Philipp Wuensche cryx-freebsd at h3q.com
Fri May 29 09:30:49 UTC 2009


Dan Naumov wrote:
> Is there anyone here using ZFS on top of a GELI-encrypted provider on
> hardware which could be considered "slow" by today's standards? What
> are the performance implications of doing this? The reason I am asking
> is that I am in the process of building a small home NAS/webserver,
> starting with a single disk (intending to expand as the need arises)
> on the following hardware:
> http://www.tranquilpc-shop.co.uk/acatalog/BAREBONE_SERVERS.html This
> is essentially: Intel Arom 330 1.6 Ghz dualcore on an Intel
> D945GCLF2-based board with 2GB Ram, the first disk I am going to use
> is a 1.5TB Western Digital Caviar Green.
> 
> I had someone run a few openssl crypto benchmarks (to unscientifically
> assess the maximum possible GELI performance) on a machine running
> FreeBSD on nearly the same hardware and it seems the CPU would become
> the bottleneck at roughly 200 MB/s throughput when using 128 bit
> Blowfish, 70 MB/s when using AES128 and 55 MB/s when using AES256.
> This, on it's own is definately enough for my neeeds (especially in
> the case of using Blowfish), but what are the performance implications
> of using ZFS on top of a GELI-encrypted provider?

I have a zpool mirror on top of two 128bit GELI blowfish devices with
Sectorsize 4096, my system is a D945GCLF2 with 2GB RAM and a Intel Arom
330 1.6 Ghz dualcore.
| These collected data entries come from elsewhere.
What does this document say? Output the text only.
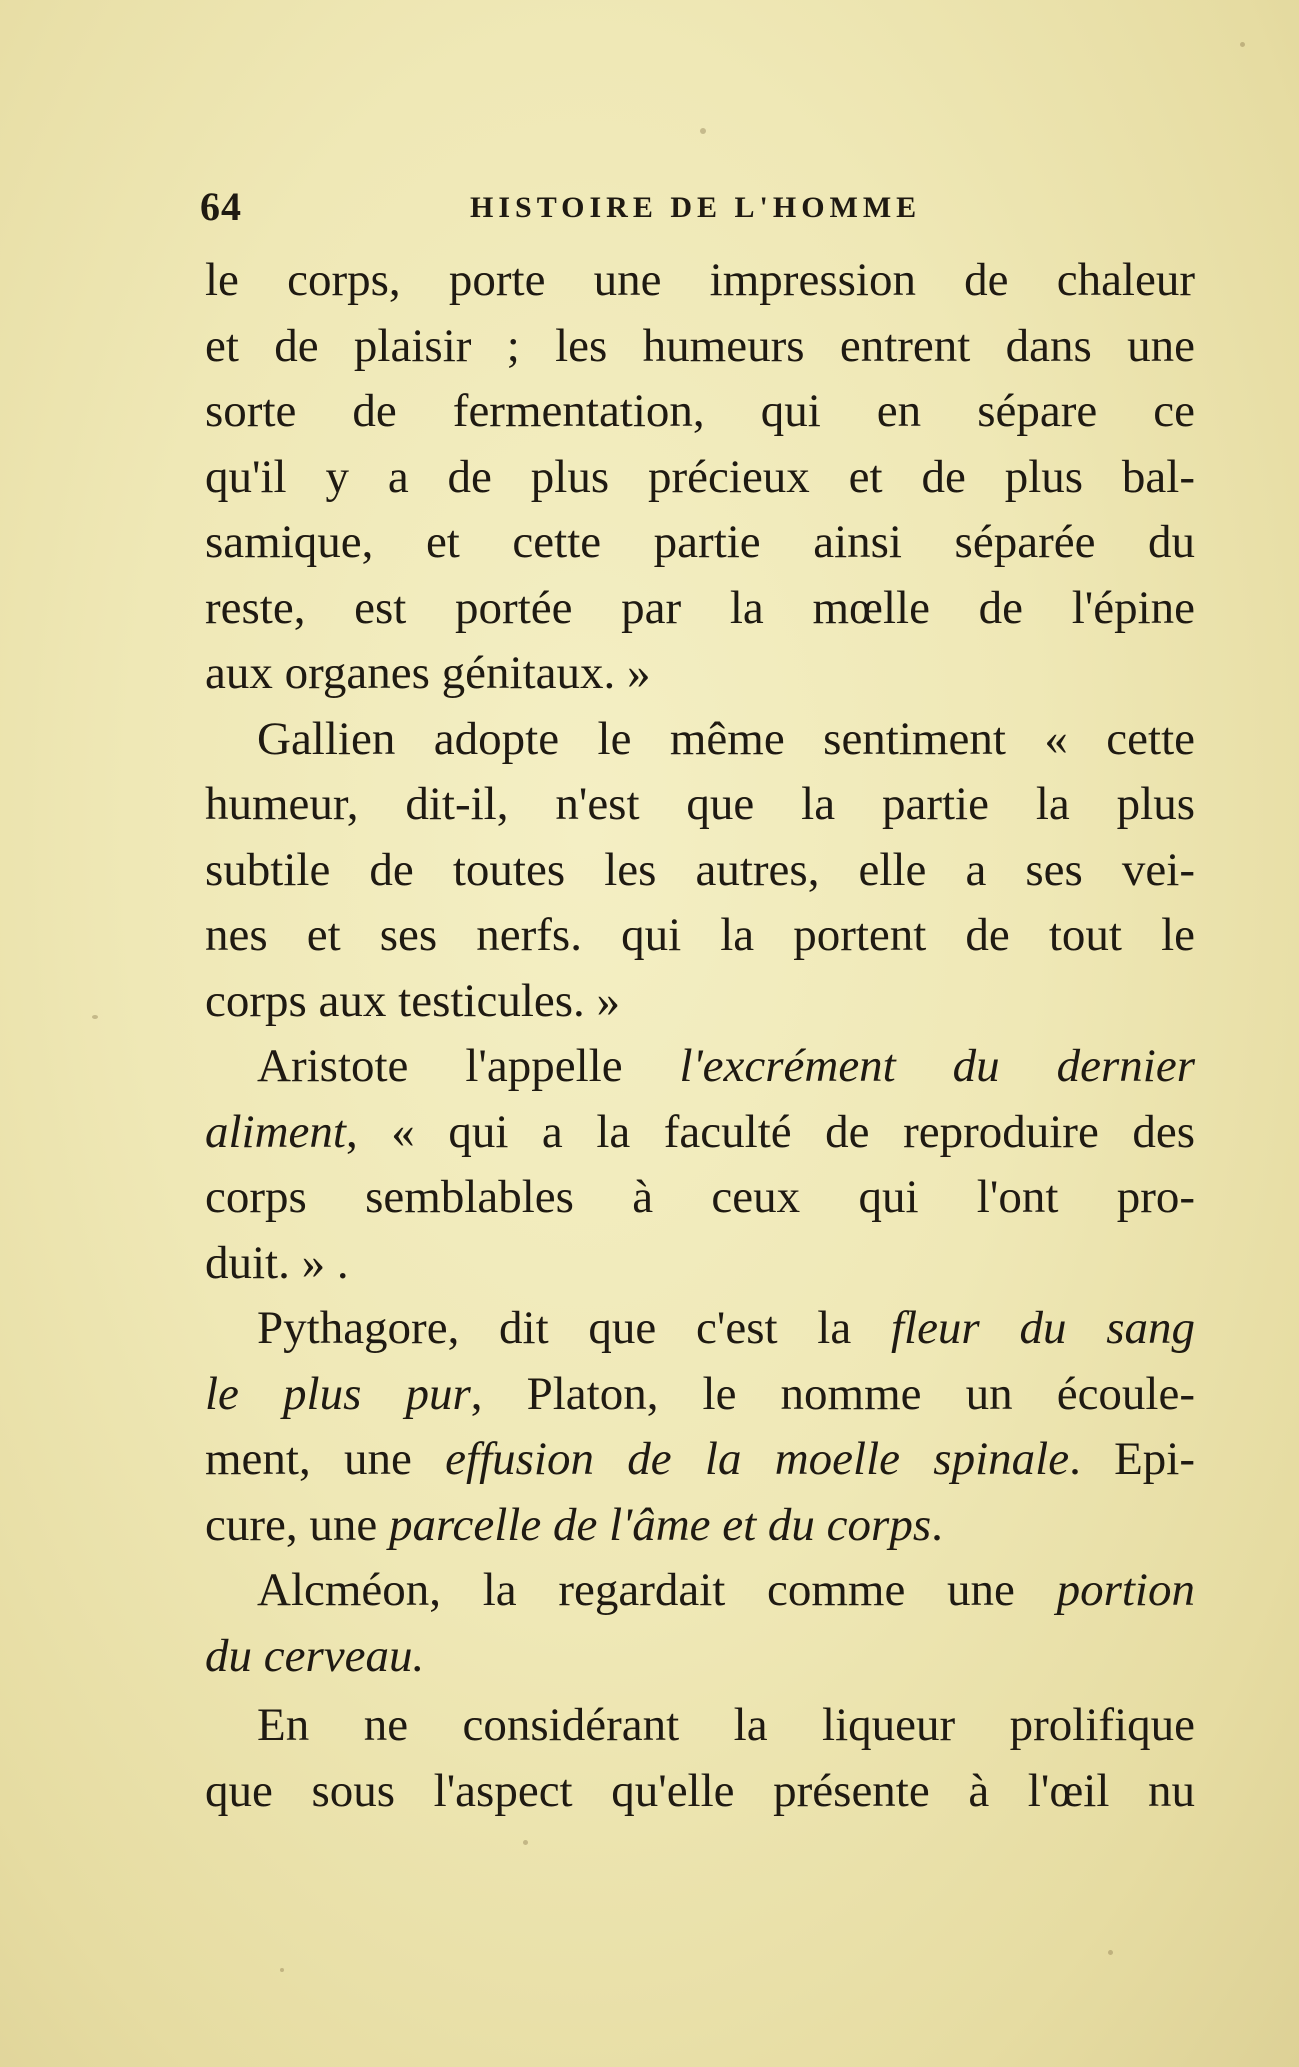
64	HISTOIRE DE L'HOMME
le corps, porte une impression de chaleur
et de plaisir ; les humeurs entrent dans une
sorte de fermentation, qui en sépare ce
qu'il y a de plus précieux et de plus bal-
samique, et cette partie ainsi séparée du
reste, est portée par la mœlle de l'épine
aux organes génitaux. »
Gallien adopte le même sentiment « cette
humeur, dit-il, n'est que la partie la plus
subtile de toutes les autres, elle a ses vei-
nes et ses nerfs. qui la portent de tout le
corps aux testicules. »
Aristote l'appelle l'excrément du dernier
aliment, « qui a la faculté de reproduire des
corps semblables à ceux qui l'ont pro-
duit. » .
Pythagore, dit que c'est la fleur du sang
le plus pur, Platon, le nomme un écoule-
ment, une effusion de la moelle spinale. Epi-
cure, une parcelle de l'âme et du corps.
Alcméon, la regardait comme une portion
du cerveau.
En ne considérant la liqueur prolifique
que sous l'aspect qu'elle présente à l'œil nu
The two disks are a WDC WD10EADS and a WD10EACS
(5400rpm). The system is running 8.0-CURRENT amd64. I have set
kern.geom.eli.threads=3.

This is far from a real benchmarks but:

Using dd with bs=4m I get 35 MByte/s writing to the mirror (writing 35
MByte/s to each disk) and 48 MByte/s reading from the mirror (reading
with 24 MByte/s from each disk).

My experience is that ZFS is not much of an overhead and will not
degrade the performance as much as the encryption, so GELI is the
limiting factor. Using ZFS without GELI on this system gives way higher
read and write numbers, like reading with 70 MByte/s per disk etc.